Hybrids, he said, at least the ones being produced, made no sense and didn't earn their extra cost back.
Flash forward. In August, Toyota's sales in Canada were up 29 per cent. GM's were down 17 per cent. Prius sales were up 141 per cent. Around the world, sales of Toyota's hybrid cars were up 37 per cent last year. The only thing that seems to hold back Prius sales is a lack of supply.
If that's a publicity stunt, how do you like the stunt?
This isn't to say that Mr. Lutz was completely wrong. His criticism of hybrids was that it didn't make sense to take already fuel-efficient cars and make them more efficient at a very high price. He argued that profit margins on such cars were too low to absorb technological improvements.
That's probably true. Some of the most innovative new ideas for cutting emissions and gas consumption come from luxury makes like BMW and even Porsche. It's easier for them to pass on the higher costs.
But still, even if the Prius was a publicity stunt, even if the return to both auto maker and consumer isn't great, what's wrong with that? Car making is about market share and economies of scale. It's also about the halo effect, getting consumers into the showroom to look at a Prius or hybrid. Maybe they buy it, maybe not, but if not, they're likely to buy something else. It's not just hybrid sales that are powering Toyota.
It's not that the Japanese car maker hasn't had its missteps, mind you. It spent $1-billion (U.S.) on a big plant to make its big Tundra pickup trucks. Just as it swung into full production, the market for big pickups withered.
In fairness to Mr. Lutz, when he called the Prius a publicity stunt, he conceded that he wished he had something akin to draw attention.
And he is spearheading production of the Volt, GM's promising electric car, having found environmental religion last year.
But the fact remains that he missed the marketing potential of the environment even as crude prices marched relentlessly higher. You didn't need to read a balance sheet or a profit and loss statement to predict what damage that would do.
As for embracing environmentalism, you have to wonder how sincere he is. Earlier this year, he called global warming a crock of “shit” (he said he was a skeptic, not a denier). GM CEO Rick Wagoner had to publicly repudiate his Car Czar, pointing out that it's not contestable that average temperatures are going up and that car makers have no choice but to act.

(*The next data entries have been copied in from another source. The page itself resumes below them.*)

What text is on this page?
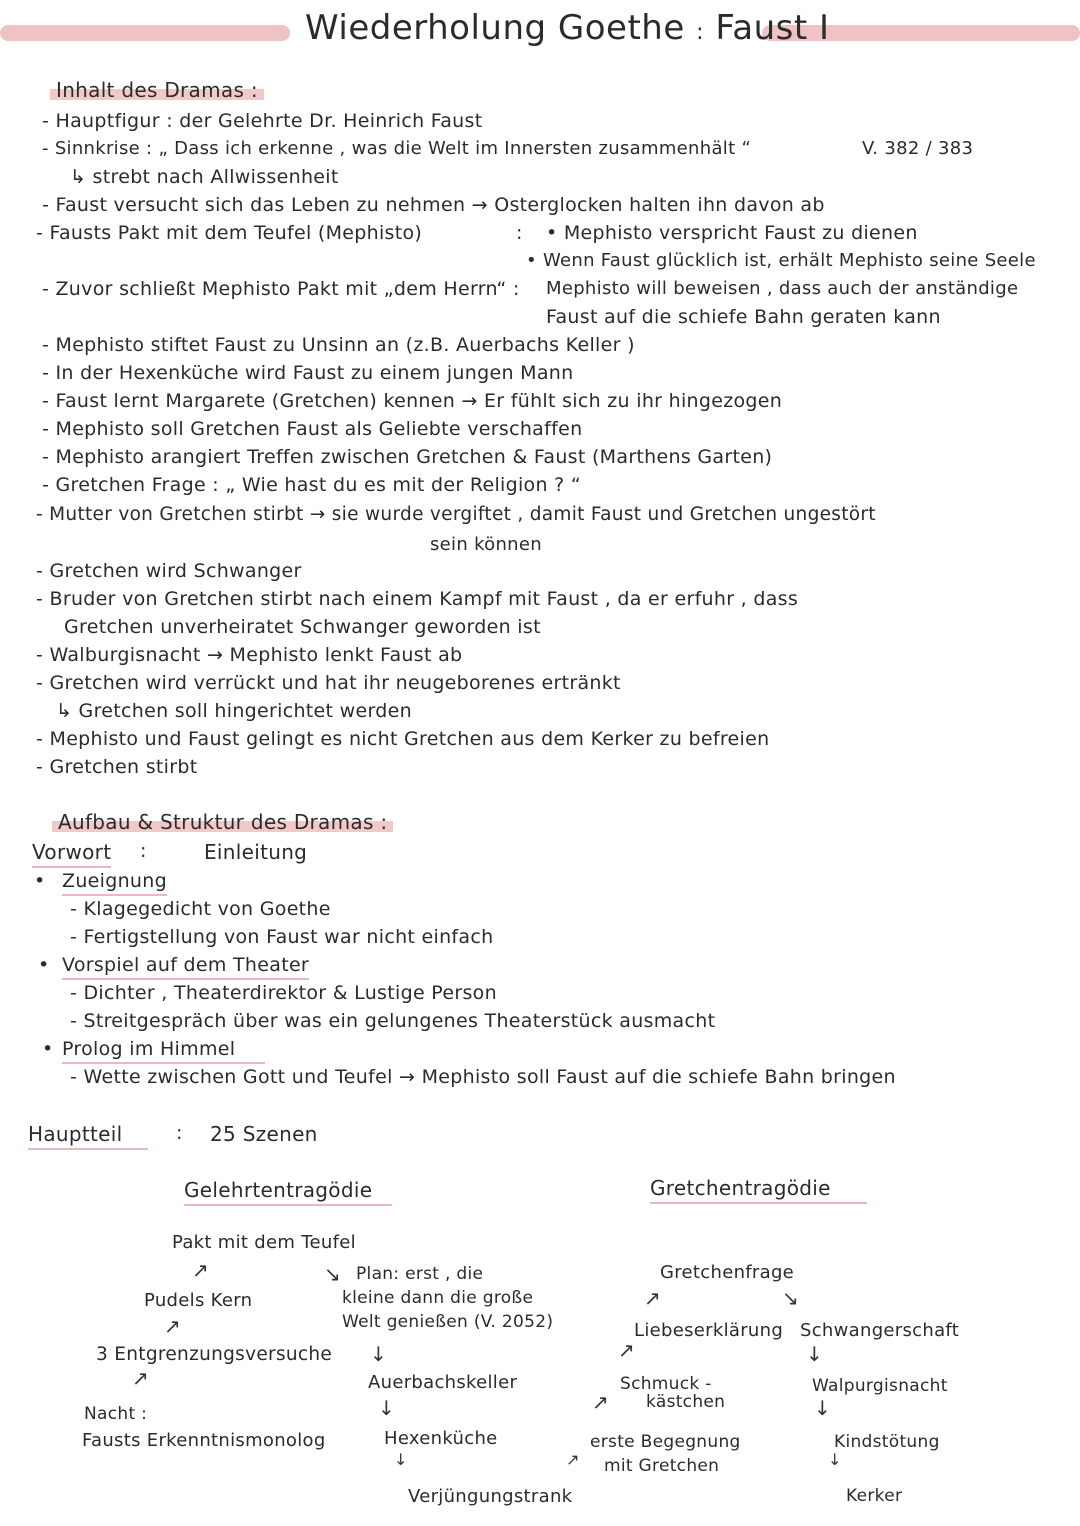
Wiederholung Goethe : Faust I
Inhalt des Dramas :
- Hauptfigur : der Gelehrte Dr. Heinrich Faust
- Sinnkrise : „ Dass ich erkenne , was die Welt im Innersten zusammenhält “	V. 382 / 383
↳ strebt nach Allwissenheit
- Faust versucht sich das Leben zu nehmen → Osterglocken halten ihn davon ab
- Fausts Pakt mit dem Teufel (Mephisto)	: • Mephisto verspricht Faust zu dienen
• Wenn Faust glücklich ist, erhält Mephisto seine Seele
- Zuvor schließt Mephisto Pakt mit „dem Herrn“ : Mephisto will beweisen , dass auch der anständige
Faust auf die schiefe Bahn geraten kann
- Mephisto stiftet Faust zu Unsinn an (z.B. Auerbachs Keller )
- In der Hexenküche wird Faust zu einem jungen Mann
- Faust lernt Margarete (Gretchen) kennen → Er fühlt sich zu ihr hingezogen
- Mephisto soll Gretchen Faust als Geliebte verschaffen
- Mephisto arangiert Treffen zwischen Gretchen & Faust (Marthens Garten)
- Gretchen Frage : „ Wie hast du es mit der Religion ? “
- Mutter von Gretchen stirbt → sie wurde vergiftet , damit Faust und Gretchen ungestört
sein können
- Gretchen wird Schwanger
- Bruder von Gretchen stirbt nach einem Kampf mit Faust , da er erfuhr , dass
Gretchen unverheiratet Schwanger geworden ist
- Walburgisnacht → Mephisto lenkt Faust ab
- Gretchen wird verrückt und hat ihr neugeborenes ertränkt
↳ Gretchen soll hingerichtet werden
- Mephisto und Faust gelingt es nicht Gretchen aus dem Kerker zu befreien
- Gretchen stirbt
Aufbau & Struktur des Dramas :
Vorwort :	Einleitung
• Zueignung
- Klagegedicht von Goethe
- Fertigstellung von Faust war nicht einfach
• Vorspiel auf dem Theater
- Dichter , Theaterdirektor & Lustige Person
- Streitgespräch über was ein gelungenes Theaterstück ausmacht
• Prolog im Himmel
- Wette zwischen Gott und Teufel → Mephisto soll Faust auf die schiefe Bahn bringen
Hauptteil	: 25 Szenen
Gelehrtentragödie
Pakt mit dem Teufel
↗
Pudels Kern
↗
3 Entgrenzungsversuche
↗
Nacht :
Fausts Erkenntnismonolog
↘ Plan: erst , die
kleine dann die große
Welt genießen (V. 2052)
↓
Auerbachskeller
↓
Hexenküche
↓
Verjüngungstrank
Gretchentragödie
Gretchenfrage
↗	↘
Liebeserklärung Schwangerschaft
↗	↓
Schmuck -
kästchen
Walpurgisnacht
↗	↓
erste Begegnung
mit Gretchen
Kindstötung
↗	↓
Kerker
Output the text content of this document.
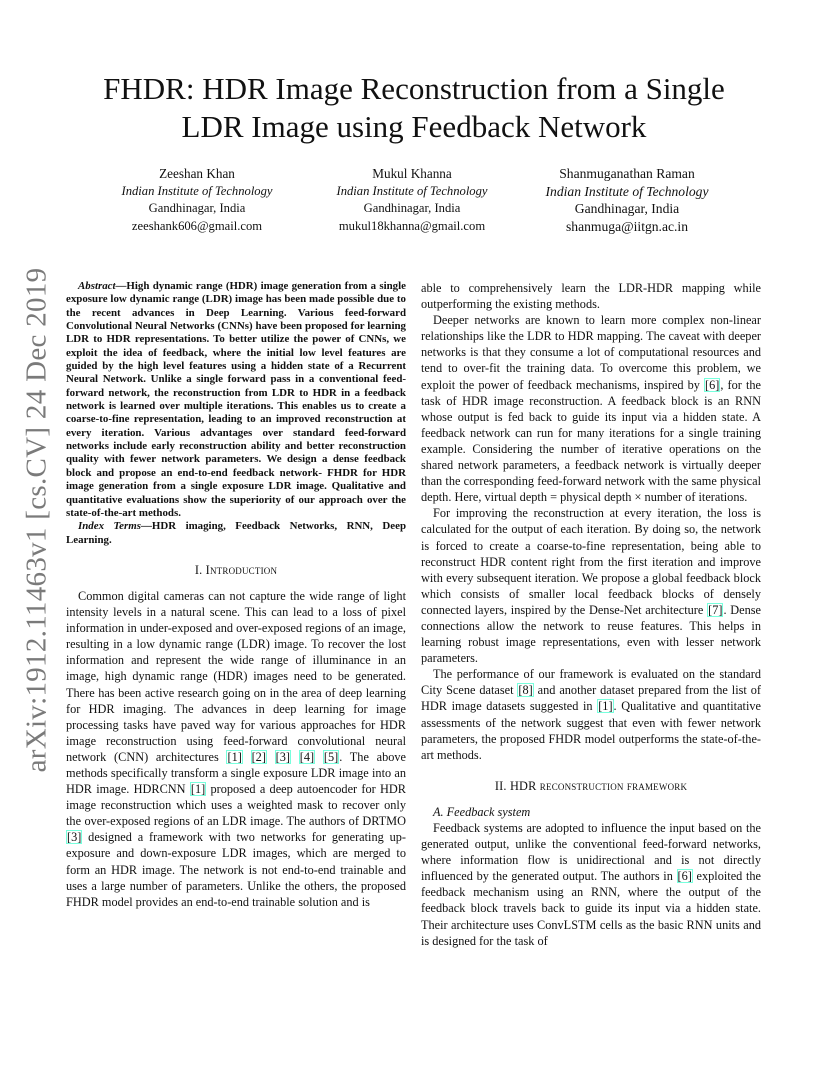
arXiv:1912.11463v1 [cs.CV] 24 Dec 2019
FHDR: HDR Image Reconstruction from a Single
LDR Image using Feedback Network
Zeeshan Khan
Indian Institute of Technology
Gandhinagar, India
zeeshank606@gmail.com
Mukul Khanna
Indian Institute of Technology
Gandhinagar, India
mukul18khanna@gmail.com
Shanmuganathan Raman
Indian Institute of Technology
Gandhinagar, India
shanmuga@iitgn.ac.in

Abstract—High dynamic range (HDR) image generation from a single exposure low dynamic range (LDR) image has been made possible due to the recent advances in Deep Learning. Various feed-forward Convolutional Neural Networks (CNNs) have been proposed for learning LDR to HDR representations. To better utilize the power of CNNs, we exploit the idea of feedback, where the initial low level features are guided by the high level features using a hidden state of a Recurrent Neural Network. Unlike a single forward pass in a conventional feed-forward network, the reconstruction from LDR to HDR in a feedback network is learned over multiple iterations. This enables us to create a coarse-to-fine representation, leading to an improved reconstruction at every iteration. Various advantages over standard feed-forward networks include early reconstruction ability and better reconstruction quality with fewer network parameters. We design a dense feedback block and propose an end-to-end feedback network- FHDR for HDR image generation from a single exposure LDR image. Qualitative and quantitative evaluations show the superiority of our approach over the state-of-the-art methods.

Index Terms—HDR imaging, Feedback Networks, RNN, Deep Learning.

I. Introduction

Common digital cameras can not capture the wide range of light intensity levels in a natural scene. This can lead to a loss of pixel information in under-exposed and over-exposed regions of an image, resulting in a low dynamic range (LDR) image. To recover the lost information and represent the wide range of illuminance in an image, high dynamic range (HDR) images need to be generated. There has been active research going on in the area of deep learning for HDR imaging. The advances in deep learning for image processing tasks have paved way for various approaches for HDR image reconstruction using feed-forward convolutional neural network (CNN) architectures [1] [2] [3] [4] [5]. The above methods specifically transform a single exposure LDR image into an HDR image. HDRCNN [1] proposed a deep autoencoder for HDR image reconstruction which uses a weighted mask to recover only the over-exposed regions of an LDR image. The authors of DRTMO [3] designed a framework with two networks for generating up-exposure and down-exposure LDR images, which are merged to form an HDR image. The network is not end-to-end trainable and uses a large number of parameters. Unlike the others, the proposed FHDR model provides an end-to-end trainable solution and is

able to comprehensively learn the LDR-HDR mapping while outperforming the existing methods.

Deeper networks are known to learn more complex non-linear relationships like the LDR to HDR mapping. The caveat with deeper networks is that they consume a lot of computational resources and tend to over-fit the training data. To overcome this problem, we exploit the power of feedback mechanisms, inspired by [6], for the task of HDR image reconstruction. A feedback block is an RNN whose output is fed back to guide its input via a hidden state. A feedback network can run for many iterations for a single training example. Considering the number of iterative operations on the shared network parameters, a feedback network is virtually deeper than the corresponding feed-forward network with the same physical depth. Here, virtual depth = physical depth × number of iterations.

For improving the reconstruction at every iteration, the loss is calculated for the output of each iteration. By doing so, the network is forced to create a coarse-to-fine representation, being able to reconstruct HDR content right from the first iteration and improve with every subsequent iteration. We propose a global feedback block which consists of smaller local feedback blocks of densely connected layers, inspired by the Dense-Net architecture [7]. Dense connections allow the network to reuse features. This helps in learning robust image representations, even with lesser network parameters.

The performance of our framework is evaluated on the standard City Scene dataset [8] and another dataset prepared from the list of HDR image datasets suggested in [1]. Qualitative and quantitative assessments of the network suggest that even with fewer network parameters, the proposed FHDR model outperforms the state-of-the-art methods.

II. HDR reconstruction framework

A. Feedback system

Feedback systems are adopted to influence the input based on the generated output, unlike the conventional feed-forward networks, where information flow is unidirectional and is not directly influenced by the generated output. The authors in [6] exploited the feedback mechanism using an RNN, where the output of the feedback block travels back to guide its input via a hidden state. Their architecture uses ConvLSTM cells as the basic RNN units and is designed for the task of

You have to admire Mr. Lutz for being a rare voice of frankness in the suffocating clouds of political correctness. And despite all the bad news, GM does have some wind in its sales, including a new labour contract that's supposed to align its costs with Toyota's. And there's the Volt, which some auto experts say is a true breakthrough. And Mr. Lutz is credited with making GM more efficient.
But the Volt is still a big “if,” and much is riding on it. Until Mr. Lutz proves he can market the Volt and understand consumers, the analysis seems pretty straightforward: avoid the stock.